儲ける経営より
「儲かる経営」


 「事業というものは世間の利益と一致したところに繁栄するものであって、〝儲けてやろう〟という気持ちでやる事業には自ら限界があるものだ。ところが〝世のためにやるのだ〟という精神で道を即してやれば、〝自然に儲かる〟ものであって、その方がむしろ利益は無限である」
 「利幅を一割五分に下げても三倍売れば、利益はその五割増しになるじゃないか。儲けるより儲かる商売をやるべきだと私は思う。」
 リコーや銀座の三愛をはじめ二百数十社の会社を創業し、いばらの道と虹の道を交互に歩み続けた市村の経験の中からにじみ出てきた言葉である。

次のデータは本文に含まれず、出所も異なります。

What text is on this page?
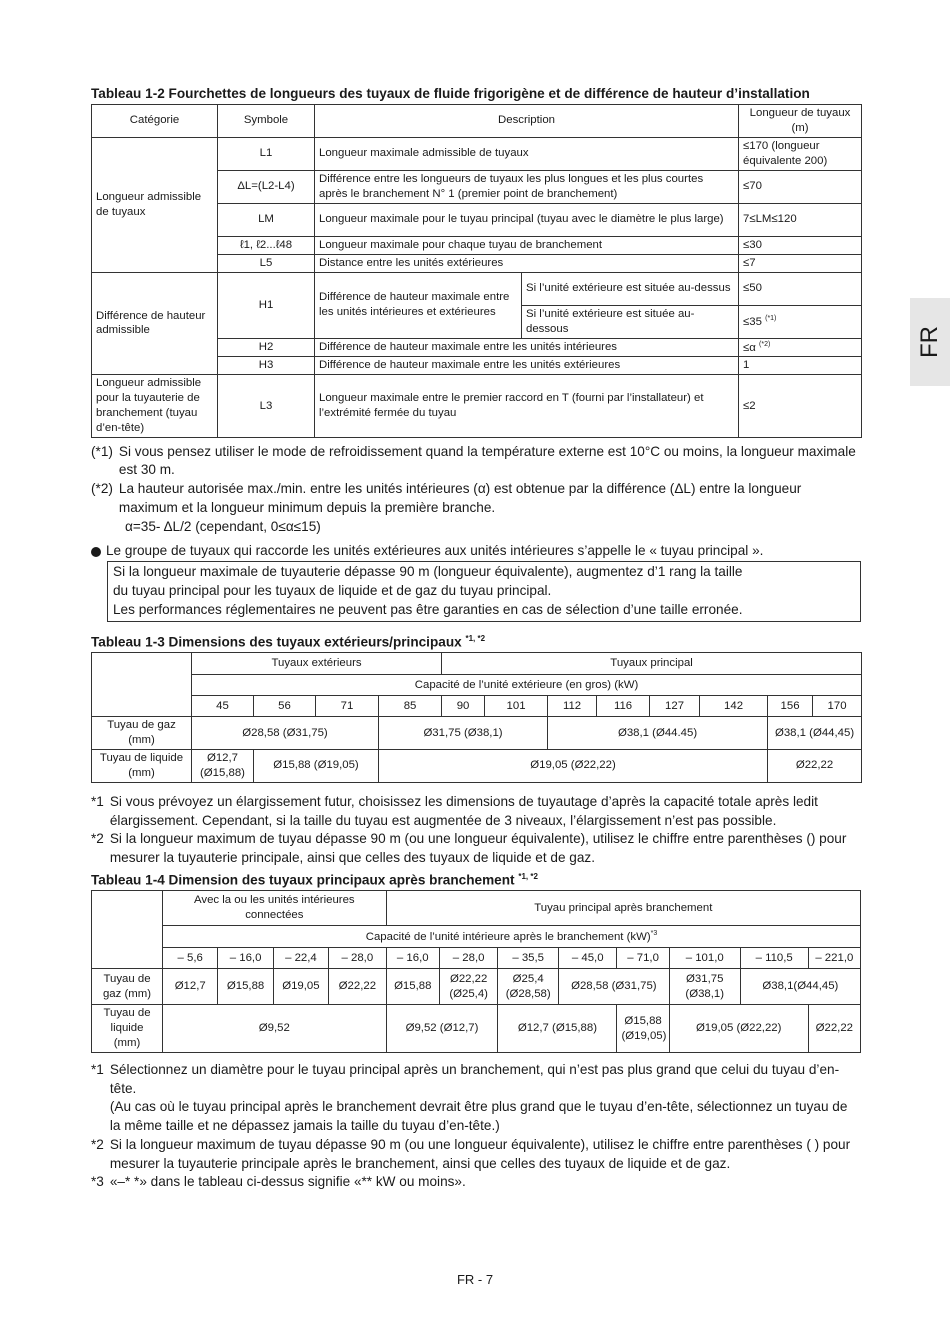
FR
Tableau 1-2 Fourchettes de longueurs des tuyaux de fluide frigorigène et de différence de hauteur d’installation
Catégorie	Symbole	Description		Longueur de tuyaux (m)
Longueur admissible de tuyaux	L1	Longueur maximale admissible de tuyaux		≤170 (longueur équivalente 200)
	ΔL=(L2-L4)	Différence entre les longueurs de tuyaux les plus longues et les plus courtes après le branchement N° 1 (premier point de branchement)		≤70
	LM	Longueur maximale pour le tuyau principal (tuyau avec le diamètre le plus large)		7≤LM≤120
	ℓ1, ℓ2...ℓ48	Longueur maximale pour chaque tuyau de branchement		≤30
	L5	Distance entre les unités extérieures		≤7
Différence de hauteur admissible	H1	Différence de hauteur maximale entre les unités intérieures et extérieures	Si l’unité extérieure est située au-dessus	≤50
			Si l’unité extérieure est située au-dessous	≤35 $^{(*1)}$
	H2	Différence de hauteur maximale entre les unités intérieures		≤α $^{(*2)}$
	H3	Différence de hauteur maximale entre les unités extérieures		1
Longueur admissible pour la tuyauterie de branchement (tuyau d’en-tête)	L3	Longueur maximale entre le premier raccord en T (fourni par l’installateur) et l’extrémité fermée du tuyau		≤2
(*1) Si vous pensez utiliser le mode de refroidissement quand la température externe est 10°C ou moins, la longueur maximale est 30 m.
(*2) La hauteur autorisée max./min. entre les unités intérieures (α) est obtenue par la différence (ΔL) entre la longueur maximum et la longueur minimum depuis la première branche.
α=35- ΔL/2 (cependant, 0≤α≤15)
Le groupe de tuyaux qui raccorde les unités extérieures aux unités intérieures s’appelle le « tuyau principal ».
Si la longueur maximale de tuyauterie dépasse 90 m (longueur équivalente), augmentez d’1 rang la taille
du tuyau principal pour les tuyaux de liquide et de gaz du tuyau principal.
Les performances réglementaires ne peuvent pas être garanties en cas de sélection d’une taille erronée.
Tableau 1-3 Dimensions des tuyaux extérieurs/principaux $^{*1, *2}$
	Tuyaux extérieurs				Tuyaux principal							
	Capacité de l’unité extérieure (en gros) (kW)											
	45	56	71	85	90	101	112	116	127	142	156	170
Tuyau de gaz (mm)	Ø28,58 (Ø31,75)			Ø31,75 (Ø38,1)			Ø38,1 (Ø44.45)				Ø38,1 (Ø44,45)	
Tuyau de liquide (mm)	Ø12,7 (Ø15,88)	Ø15,88 (Ø19,05)		Ø19,05 (Ø22,22)							Ø22,22	
*1 Si vous prévoyez un élargissement futur, choisissez les dimensions de tuyautage d’après la capacité totale après ledit élargissement. Cependant, si la taille du tuyau est augmentée de 3 niveaux, l’élargissement n’est pas possible.
*2 Si la longueur maximum de tuyau dépasse 90 m (ou une longueur équivalente), utilisez le chiffre entre parenthèses () pour mesurer la tuyauterie principale, ainsi que celles des tuyaux de liquide et de gaz.
Tableau 1-4 Dimension des tuyaux principaux après branchement $^{*1, *2}$
	Avec la ou les unités intérieures connectées				Tuyau principal après branchement							
	Capacité de l’unité intérieure après le branchement (kW)$^{*3}$
	– 5,6	– 16,0	– 22,4	– 28,0	– 16,0	– 28,0	– 35,5	– 45,0	– 71,0	– 101,0	– 110,5	– 221,0
Tuyau de gaz (mm)	Ø12,7	Ø15,88	Ø19,05	Ø22,22	Ø15,88	Ø22,22 (Ø25,4)	Ø25,4 (Ø28,58)	Ø28,58 (Ø31,75)		Ø31,75 (Ø38,1)	Ø38,1(Ø44,45)	
Tuyau de liquide (mm)	Ø9,52				Ø9,52 (Ø12,7)		Ø12,7 (Ø15,88)		Ø15,88 (Ø19,05)	Ø19,05 (Ø22,22)		Ø22,22
*1 Sélectionnez un diamètre pour le tuyau principal après un branchement, qui n’est pas plus grand que celui du tuyau d’en-tête.
(Au cas où le tuyau principal après le branchement devrait être plus grand que le tuyau d’en-tête, sélectionnez un tuyau de la même taille et ne dépassez jamais la taille du tuyau d’en-tête.)
*2 Si la longueur maximum de tuyau dépasse 90 m (ou une longueur équivalente), utilisez le chiffre entre parenthèses ( ) pour mesurer la tuyauterie principale après le branchement, ainsi que celles des tuyaux de liquide et de gaz.
*3 «–* *» dans le tableau ci-dessus signifie «** kW ou moins».
FR - 7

 「経営者というものは決して一攫千金を夢見てはいけない。僕も昔、リコーの増資の時一部公募を行い、何億という金をタダ同然に得たことがあるが、これが企業の中に金に対する安易な考えをどれほど浸透して毒したかしれない。経営というものは一枚のパンティーを売ってわずかに儲かり利益が累積して成り立っていくものである。起業家は地道な努力を決してわすれてはいけない」
 高度経済成長期のスター経営者のこの語録に思わず拍手喝采してしまう。

【プロフィール】
市村 清(いちむら・きよし)1900年生まれ。
リコー三愛グループはじめ会社を二百数十社を起業した。高度成長期のスター経営者、別名「経営の神様」と言われ、東急の五島昇、ソニーの盛田昭夫はじめ、「市村学校」に通って学んだ上場企業の経営者は数多い。